Liquid length and vapor penetration of conventional, Fischer-Tropsch, coal-derived, and surrogate fuel sprays at high-temperature and high-pressure ambient conditions

摘要

Considering liquid fuels from a variety of feedstocks and refinement processes, evaporating sprays of various fuels are investigated in a constant-volume chamber at ambient and injection conditions typical of a diesel engine. For diesel sprays, the liquid phase of the spray reaches a maximum penetration distance soon after the start of injection, while the vapor phase of the spray continues to penetrate downstream. This liquid-phase penetration distance or in short, the "liquid length", depends upon the ambient and fuel-injector conditions. To clarify fuel effects on liquid length and vapor penetration, in this study we performed simultaneous high-speed imaging of Mie-scattering and schlieren at approximately 50-kHz framing rates. Experiments were performed at specified ambient gas temperature and density in an environment with 0% oxygen. This non-reacting condition was selected intentionally to isolate the mixing and vaporization processes from more complex effects of combustion. Fuels with a wide range of boiling points and densities were examined, including a conventional No. 2 diesel, low-aromatics jet fuel, world-average jet fuel, Fischer-Tropsch synthetic fuel, coal-derived fuel, and a two-component surrogate fuel.
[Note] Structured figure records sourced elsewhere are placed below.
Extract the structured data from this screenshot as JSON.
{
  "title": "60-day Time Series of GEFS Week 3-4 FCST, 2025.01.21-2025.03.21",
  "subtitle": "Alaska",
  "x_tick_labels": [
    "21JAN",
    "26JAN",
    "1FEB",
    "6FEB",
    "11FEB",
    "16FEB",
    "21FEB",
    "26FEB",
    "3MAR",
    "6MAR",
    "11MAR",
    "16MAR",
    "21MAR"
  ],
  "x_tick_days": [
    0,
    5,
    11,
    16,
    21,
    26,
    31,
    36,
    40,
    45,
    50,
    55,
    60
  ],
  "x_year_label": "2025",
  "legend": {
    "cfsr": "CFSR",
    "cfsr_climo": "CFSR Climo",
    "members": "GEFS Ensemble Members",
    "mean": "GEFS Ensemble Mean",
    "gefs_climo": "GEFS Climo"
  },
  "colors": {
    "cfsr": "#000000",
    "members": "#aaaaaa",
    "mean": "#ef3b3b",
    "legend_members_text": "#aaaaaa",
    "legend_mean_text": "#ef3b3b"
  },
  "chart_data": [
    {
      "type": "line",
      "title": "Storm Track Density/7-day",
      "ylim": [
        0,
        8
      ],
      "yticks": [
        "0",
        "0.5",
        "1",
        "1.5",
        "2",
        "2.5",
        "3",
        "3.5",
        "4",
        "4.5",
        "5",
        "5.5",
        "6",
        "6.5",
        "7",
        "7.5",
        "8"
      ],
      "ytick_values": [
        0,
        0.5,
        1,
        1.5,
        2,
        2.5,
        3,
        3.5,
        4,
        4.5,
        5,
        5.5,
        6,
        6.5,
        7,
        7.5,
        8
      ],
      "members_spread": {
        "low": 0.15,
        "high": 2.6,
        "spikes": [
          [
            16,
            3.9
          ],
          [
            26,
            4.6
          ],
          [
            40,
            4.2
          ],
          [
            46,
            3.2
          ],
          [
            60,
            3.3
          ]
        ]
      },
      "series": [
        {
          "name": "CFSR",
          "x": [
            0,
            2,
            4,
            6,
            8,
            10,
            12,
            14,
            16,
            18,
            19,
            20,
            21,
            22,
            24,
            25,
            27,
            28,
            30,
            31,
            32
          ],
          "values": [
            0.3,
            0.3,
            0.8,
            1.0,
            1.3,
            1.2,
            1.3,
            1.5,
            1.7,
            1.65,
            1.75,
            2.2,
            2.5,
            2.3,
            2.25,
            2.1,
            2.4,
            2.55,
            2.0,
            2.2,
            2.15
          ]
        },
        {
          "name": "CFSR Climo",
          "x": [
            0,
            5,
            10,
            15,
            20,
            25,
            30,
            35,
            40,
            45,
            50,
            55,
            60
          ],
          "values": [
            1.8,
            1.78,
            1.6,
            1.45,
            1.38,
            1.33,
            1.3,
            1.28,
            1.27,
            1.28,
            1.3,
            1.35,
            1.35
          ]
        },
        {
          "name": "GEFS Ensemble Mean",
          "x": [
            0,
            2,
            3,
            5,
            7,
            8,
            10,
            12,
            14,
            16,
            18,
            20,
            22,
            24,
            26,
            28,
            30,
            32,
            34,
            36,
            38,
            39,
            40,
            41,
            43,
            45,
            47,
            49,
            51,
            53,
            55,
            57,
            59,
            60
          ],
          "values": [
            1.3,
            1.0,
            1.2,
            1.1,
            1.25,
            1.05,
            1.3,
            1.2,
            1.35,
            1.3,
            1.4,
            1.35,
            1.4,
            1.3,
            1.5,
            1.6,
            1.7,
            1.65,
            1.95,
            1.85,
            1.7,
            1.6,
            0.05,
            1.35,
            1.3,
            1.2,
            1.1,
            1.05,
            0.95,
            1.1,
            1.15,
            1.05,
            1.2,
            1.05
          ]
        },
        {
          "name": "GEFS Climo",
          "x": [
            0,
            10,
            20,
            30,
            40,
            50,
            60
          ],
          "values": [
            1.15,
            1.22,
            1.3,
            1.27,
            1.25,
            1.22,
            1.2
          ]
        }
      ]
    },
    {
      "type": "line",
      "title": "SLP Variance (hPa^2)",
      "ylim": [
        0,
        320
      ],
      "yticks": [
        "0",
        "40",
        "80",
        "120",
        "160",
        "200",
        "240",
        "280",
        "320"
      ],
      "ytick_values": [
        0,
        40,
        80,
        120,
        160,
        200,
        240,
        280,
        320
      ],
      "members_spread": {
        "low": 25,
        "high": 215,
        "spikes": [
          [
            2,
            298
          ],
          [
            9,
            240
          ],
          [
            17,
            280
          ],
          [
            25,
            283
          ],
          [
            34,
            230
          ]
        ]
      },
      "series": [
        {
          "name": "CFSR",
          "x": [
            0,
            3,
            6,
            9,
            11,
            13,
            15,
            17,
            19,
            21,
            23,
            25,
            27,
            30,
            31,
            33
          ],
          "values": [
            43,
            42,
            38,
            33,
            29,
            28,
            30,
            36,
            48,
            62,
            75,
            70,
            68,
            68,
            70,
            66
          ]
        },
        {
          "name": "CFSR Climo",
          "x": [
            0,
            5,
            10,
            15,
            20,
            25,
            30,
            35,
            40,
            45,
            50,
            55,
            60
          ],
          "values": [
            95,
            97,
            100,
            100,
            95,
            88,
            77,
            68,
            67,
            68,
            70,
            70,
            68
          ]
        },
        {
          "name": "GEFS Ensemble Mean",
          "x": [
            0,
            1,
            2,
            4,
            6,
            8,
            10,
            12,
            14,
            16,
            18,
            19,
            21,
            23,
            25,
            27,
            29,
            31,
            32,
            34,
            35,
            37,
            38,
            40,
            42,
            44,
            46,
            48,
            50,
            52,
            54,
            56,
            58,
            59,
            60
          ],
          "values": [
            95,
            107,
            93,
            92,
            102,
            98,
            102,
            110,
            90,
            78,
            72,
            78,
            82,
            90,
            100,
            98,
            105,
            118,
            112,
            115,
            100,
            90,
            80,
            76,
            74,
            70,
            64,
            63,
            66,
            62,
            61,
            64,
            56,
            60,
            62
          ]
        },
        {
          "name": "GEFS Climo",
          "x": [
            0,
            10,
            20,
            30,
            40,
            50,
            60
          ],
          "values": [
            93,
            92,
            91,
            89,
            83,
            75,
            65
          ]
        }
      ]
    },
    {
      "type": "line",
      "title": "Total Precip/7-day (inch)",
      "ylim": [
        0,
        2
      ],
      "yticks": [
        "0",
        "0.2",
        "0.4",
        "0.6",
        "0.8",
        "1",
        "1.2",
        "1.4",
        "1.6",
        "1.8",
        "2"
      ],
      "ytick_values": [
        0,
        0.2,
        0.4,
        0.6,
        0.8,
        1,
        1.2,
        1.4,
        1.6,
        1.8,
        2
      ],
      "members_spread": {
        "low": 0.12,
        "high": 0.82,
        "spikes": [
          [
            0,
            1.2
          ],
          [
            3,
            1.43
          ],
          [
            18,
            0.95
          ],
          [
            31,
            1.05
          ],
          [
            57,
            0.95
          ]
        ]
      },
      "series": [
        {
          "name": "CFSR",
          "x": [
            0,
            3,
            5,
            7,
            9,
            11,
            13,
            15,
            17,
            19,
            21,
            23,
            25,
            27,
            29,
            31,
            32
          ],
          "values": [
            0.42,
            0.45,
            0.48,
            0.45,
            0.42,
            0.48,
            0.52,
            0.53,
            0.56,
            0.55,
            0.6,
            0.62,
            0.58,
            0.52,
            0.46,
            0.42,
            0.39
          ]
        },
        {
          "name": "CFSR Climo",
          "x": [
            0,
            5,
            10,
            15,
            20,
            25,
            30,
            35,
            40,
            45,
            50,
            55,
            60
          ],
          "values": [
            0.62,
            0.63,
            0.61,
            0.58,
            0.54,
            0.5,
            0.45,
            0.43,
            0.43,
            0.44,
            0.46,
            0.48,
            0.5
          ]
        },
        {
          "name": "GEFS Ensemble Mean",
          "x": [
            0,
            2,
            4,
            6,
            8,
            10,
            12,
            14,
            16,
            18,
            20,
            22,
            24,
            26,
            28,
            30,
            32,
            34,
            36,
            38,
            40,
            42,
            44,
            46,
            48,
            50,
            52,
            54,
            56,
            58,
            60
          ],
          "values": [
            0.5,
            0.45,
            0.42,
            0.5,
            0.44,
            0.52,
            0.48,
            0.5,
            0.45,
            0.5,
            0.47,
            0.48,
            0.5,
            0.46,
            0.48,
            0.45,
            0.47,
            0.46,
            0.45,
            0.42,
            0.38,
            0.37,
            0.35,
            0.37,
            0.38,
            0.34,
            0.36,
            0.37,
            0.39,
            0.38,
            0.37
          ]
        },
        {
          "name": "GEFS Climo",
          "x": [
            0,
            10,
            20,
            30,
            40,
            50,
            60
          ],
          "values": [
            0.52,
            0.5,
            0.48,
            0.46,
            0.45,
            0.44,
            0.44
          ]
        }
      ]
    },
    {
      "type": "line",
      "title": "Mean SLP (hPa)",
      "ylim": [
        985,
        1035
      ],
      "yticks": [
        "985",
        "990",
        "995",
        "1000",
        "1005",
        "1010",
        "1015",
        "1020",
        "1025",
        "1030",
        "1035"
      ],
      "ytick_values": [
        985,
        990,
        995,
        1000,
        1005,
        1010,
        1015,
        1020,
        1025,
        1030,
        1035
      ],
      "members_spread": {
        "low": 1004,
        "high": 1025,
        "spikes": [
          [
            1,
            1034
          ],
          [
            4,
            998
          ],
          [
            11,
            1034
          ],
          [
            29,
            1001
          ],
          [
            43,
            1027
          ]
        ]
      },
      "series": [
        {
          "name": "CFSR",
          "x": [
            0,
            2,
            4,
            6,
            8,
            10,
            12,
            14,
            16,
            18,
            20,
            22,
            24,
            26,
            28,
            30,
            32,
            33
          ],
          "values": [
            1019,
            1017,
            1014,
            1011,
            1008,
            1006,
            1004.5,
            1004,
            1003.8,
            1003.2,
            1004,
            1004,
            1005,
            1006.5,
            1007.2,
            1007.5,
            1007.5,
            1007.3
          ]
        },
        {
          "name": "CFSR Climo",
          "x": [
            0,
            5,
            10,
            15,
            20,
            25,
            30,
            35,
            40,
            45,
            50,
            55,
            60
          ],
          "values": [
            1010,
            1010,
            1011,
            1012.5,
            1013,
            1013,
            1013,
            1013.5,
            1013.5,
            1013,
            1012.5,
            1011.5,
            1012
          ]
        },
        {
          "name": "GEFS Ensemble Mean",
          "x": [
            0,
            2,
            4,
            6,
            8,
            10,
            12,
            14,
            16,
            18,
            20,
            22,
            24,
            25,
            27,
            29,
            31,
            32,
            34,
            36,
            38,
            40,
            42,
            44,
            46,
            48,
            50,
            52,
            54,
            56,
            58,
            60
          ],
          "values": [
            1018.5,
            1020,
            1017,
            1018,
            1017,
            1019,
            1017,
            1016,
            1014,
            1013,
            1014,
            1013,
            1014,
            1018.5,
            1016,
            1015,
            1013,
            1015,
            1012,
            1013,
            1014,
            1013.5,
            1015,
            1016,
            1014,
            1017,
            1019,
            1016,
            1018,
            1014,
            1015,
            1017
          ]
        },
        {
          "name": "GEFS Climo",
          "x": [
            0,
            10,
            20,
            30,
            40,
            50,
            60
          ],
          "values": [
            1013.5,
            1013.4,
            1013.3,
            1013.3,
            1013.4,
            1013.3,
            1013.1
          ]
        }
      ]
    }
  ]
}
Results show that the liquid length increases with increasing fuel density for fuels of similar boiling-point temperature. Considering a mixing-limited vaporization process, entrained ambient mass per fuel mass is inversely proportional to the fuel density, and thereby, high fuel density causes a decrease in ambient-to-fuel ratio, which increases liquid length. Consequently, both boiling point and density of fuel affect liquid length. In contrast to the liquid-length result, no correlation between fuel density and vapor penetration was found. This is because the momentum flux, which governs the jet penetration, is not a function of the fuel density. Although the liquid length varies, the similarity in vapor penetration for all fuels investigated shows that the fuel density and boiling point do not significantly affect the total entrainment and mixing into the spray.